Brozzetti, flanked at the opening by Francois Steiner, president of Louis Vuitton Europe, and Claus-Dietrich Lahrs, director of Louis Vuitton Germany, would not disclose the company’s sales in Germany, nor make first-year projections for the new unit here. The three executives, however, were all optimistic about the outlook for Louis Vuitton in Germany, including Berlin, which is one of the country’s more difficult retail markets. The capital city generally underperforms the rest of Germany, but according to Lahrs, Louis Vuitton is already considering opening a third door in Mitte in the former eastern part of the city in the next two or three years.

“Berlin is certainly not so flashy or glamorous as Dusseldorf, Munich or Hamburg, but there’s serious money here and it’s fine for us,” Lahrs remarked. “I am more than convinced that Berlin will be a very important city for the luxury business in the next five years, and it’s already strong. It’s the most dynamic city around for young, hip people.”

“We were quite surprised when we opened the shop-in-shop in KaDeWe two years ago,” Steiner added. Even though it was less than a mile from the Fasanenstrasse store, “we doubled our business overnight, selling to different customers. And every time we open a global store [in Germany], we’re faced with a huge demand for ready-to-wear and shoes.

“Our image in this country seemed dated,” he continued. “It didn’t include the new items. But as we’ve seen in Frankfurt, Munich and Dusseldorf, when we enlarge our stores, providing the full range and more visibility for the product, our sales increase. We are fairly confident about Germany,” Steiner stated.

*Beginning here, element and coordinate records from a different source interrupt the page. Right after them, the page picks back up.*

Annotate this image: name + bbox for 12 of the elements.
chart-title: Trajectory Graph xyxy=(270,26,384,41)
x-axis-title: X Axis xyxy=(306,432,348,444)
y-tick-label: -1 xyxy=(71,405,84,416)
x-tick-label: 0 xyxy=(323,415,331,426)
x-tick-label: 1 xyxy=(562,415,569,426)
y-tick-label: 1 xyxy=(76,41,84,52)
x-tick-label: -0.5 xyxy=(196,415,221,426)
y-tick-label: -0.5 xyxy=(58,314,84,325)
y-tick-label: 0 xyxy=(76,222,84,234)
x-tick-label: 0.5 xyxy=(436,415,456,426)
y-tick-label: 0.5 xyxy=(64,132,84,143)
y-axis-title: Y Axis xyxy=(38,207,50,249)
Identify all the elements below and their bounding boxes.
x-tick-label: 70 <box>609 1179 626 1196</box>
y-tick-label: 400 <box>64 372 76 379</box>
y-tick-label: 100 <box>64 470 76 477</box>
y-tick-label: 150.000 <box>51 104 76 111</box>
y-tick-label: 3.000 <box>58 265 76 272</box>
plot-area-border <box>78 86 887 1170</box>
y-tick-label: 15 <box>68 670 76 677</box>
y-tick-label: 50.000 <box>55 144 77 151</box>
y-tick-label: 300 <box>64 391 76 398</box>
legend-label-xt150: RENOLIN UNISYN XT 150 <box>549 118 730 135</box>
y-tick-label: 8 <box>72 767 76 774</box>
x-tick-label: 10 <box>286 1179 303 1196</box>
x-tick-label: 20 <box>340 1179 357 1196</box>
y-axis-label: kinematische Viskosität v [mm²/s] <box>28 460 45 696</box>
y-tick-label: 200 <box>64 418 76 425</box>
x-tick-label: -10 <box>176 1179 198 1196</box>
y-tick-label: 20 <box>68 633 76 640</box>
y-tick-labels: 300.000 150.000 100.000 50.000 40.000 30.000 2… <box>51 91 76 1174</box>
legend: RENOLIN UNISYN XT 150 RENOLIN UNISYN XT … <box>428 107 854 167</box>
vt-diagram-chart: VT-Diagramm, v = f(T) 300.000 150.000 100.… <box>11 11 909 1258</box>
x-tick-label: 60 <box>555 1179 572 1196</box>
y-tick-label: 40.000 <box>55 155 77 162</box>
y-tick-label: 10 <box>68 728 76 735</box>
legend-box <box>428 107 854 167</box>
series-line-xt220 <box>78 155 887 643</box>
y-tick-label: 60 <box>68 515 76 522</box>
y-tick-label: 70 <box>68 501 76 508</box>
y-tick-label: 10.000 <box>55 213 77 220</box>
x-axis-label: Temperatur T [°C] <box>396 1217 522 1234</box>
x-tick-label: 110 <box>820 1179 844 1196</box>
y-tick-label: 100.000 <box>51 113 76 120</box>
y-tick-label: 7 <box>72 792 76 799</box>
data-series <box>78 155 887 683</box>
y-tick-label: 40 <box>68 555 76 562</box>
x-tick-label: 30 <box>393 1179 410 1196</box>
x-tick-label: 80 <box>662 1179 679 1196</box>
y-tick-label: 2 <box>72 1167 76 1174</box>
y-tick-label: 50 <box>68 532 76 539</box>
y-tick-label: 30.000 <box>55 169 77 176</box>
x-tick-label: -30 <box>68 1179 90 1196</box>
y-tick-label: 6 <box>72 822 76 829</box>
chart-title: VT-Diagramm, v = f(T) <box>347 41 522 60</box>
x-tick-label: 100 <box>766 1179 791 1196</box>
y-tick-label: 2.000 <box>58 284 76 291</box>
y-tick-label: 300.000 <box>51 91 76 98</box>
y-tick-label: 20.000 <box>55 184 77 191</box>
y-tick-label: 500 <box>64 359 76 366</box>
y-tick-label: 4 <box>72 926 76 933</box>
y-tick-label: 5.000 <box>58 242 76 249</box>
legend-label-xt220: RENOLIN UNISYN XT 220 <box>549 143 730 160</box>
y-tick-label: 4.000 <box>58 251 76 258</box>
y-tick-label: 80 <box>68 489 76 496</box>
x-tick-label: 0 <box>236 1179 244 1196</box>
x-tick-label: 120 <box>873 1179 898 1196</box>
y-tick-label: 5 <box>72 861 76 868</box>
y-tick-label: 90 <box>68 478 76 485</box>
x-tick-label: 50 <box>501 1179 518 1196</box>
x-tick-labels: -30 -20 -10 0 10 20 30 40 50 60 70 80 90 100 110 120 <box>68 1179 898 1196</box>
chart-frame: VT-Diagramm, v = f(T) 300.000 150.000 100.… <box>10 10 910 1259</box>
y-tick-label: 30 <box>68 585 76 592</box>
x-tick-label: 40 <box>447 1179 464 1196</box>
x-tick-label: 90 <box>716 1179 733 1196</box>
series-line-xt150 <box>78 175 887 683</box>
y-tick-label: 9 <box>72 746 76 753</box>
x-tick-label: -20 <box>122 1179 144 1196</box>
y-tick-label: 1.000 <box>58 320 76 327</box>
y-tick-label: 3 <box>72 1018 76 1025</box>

The new store here follows the global retail format designed by Peter Marino and found in Louis Vuitton doors opening worldwide. But in Berlin, as elsewhere, there are individual touches. The Kurfurstendamm unit is the first to utilize a ceiling lighting system spanned with white fabric, which also is planned for the new Milan store due to open in January. Other features particular to Berlin: The structured gray-beige plaster walls have been textured in a pattern similar to Louis Vuitton’s Epi leather; and the dark wood floors in the entry and rtw departments are made from cumuru, a dense, robust South American wood. The store’s exterior, however, is under landmark protection, and will remain in its original state. Built in 1903, the single- floor shop most recently housed the multilabel designer store Kramberg. Its immediate neighbors are Georges Rech and Hermes, with Jil Sander, Versace and Burberry across the street. It is one of the few large-scale spaces to have become available on this exclusive stretch of Ku’damm in years, and it was in high demand. “We beat out Armani by two days,” Lahrs claimed.

Louis Vuitton will operate 285 stores worldwide by the end of the year, Steiner said. “It might seem like a big number of stores, but if you consider that these are the only doors where you can get Vuitton, it’s a very limited distribution.”

As reported in these columns, the French luxury brand has just opened global stores in New York and Hong Kong, as well as San Francisco and Costa Mesa, Calif. Tokyo Ginza bowed in early November, and an entire Louis Vuitton building opened in Seoul at the end of September. This flurry of activity, however, does not represent an expansion of the Louis Vuitton retail network, but rather “to qualify and requalify the network we have,” Brozzetti emphasized.

“Of course, we have new territories where we’re becoming more active,” he added. He noted considerable growth in Latin America and upcoming projects in Eastern Europe, including Moscow, where Louis Vuitton is presently negotiating on a site. The company’s presence in China is expanding, with its sixth store slated to open there, “and we’re starting in India. It’s an enormous market, and we’re very well known. There’s a history of Vuitton luggage there with the maharajahs,” said Brozzetti.

The Berlin opening kicked off with a party for 1,500 held in a vintage movie house. For those guests who started out the champagne-filled evening in the new store, getting to the Filmbuhne Wien was more than half the fun. Packed into yellow school buses, each passenger was handed three-dimensional glasses — printed in the trademark LV shape, of course — which turned the nighttime traffic on the boulevard to a mad whirl of flashing red Louis Vuitton logos.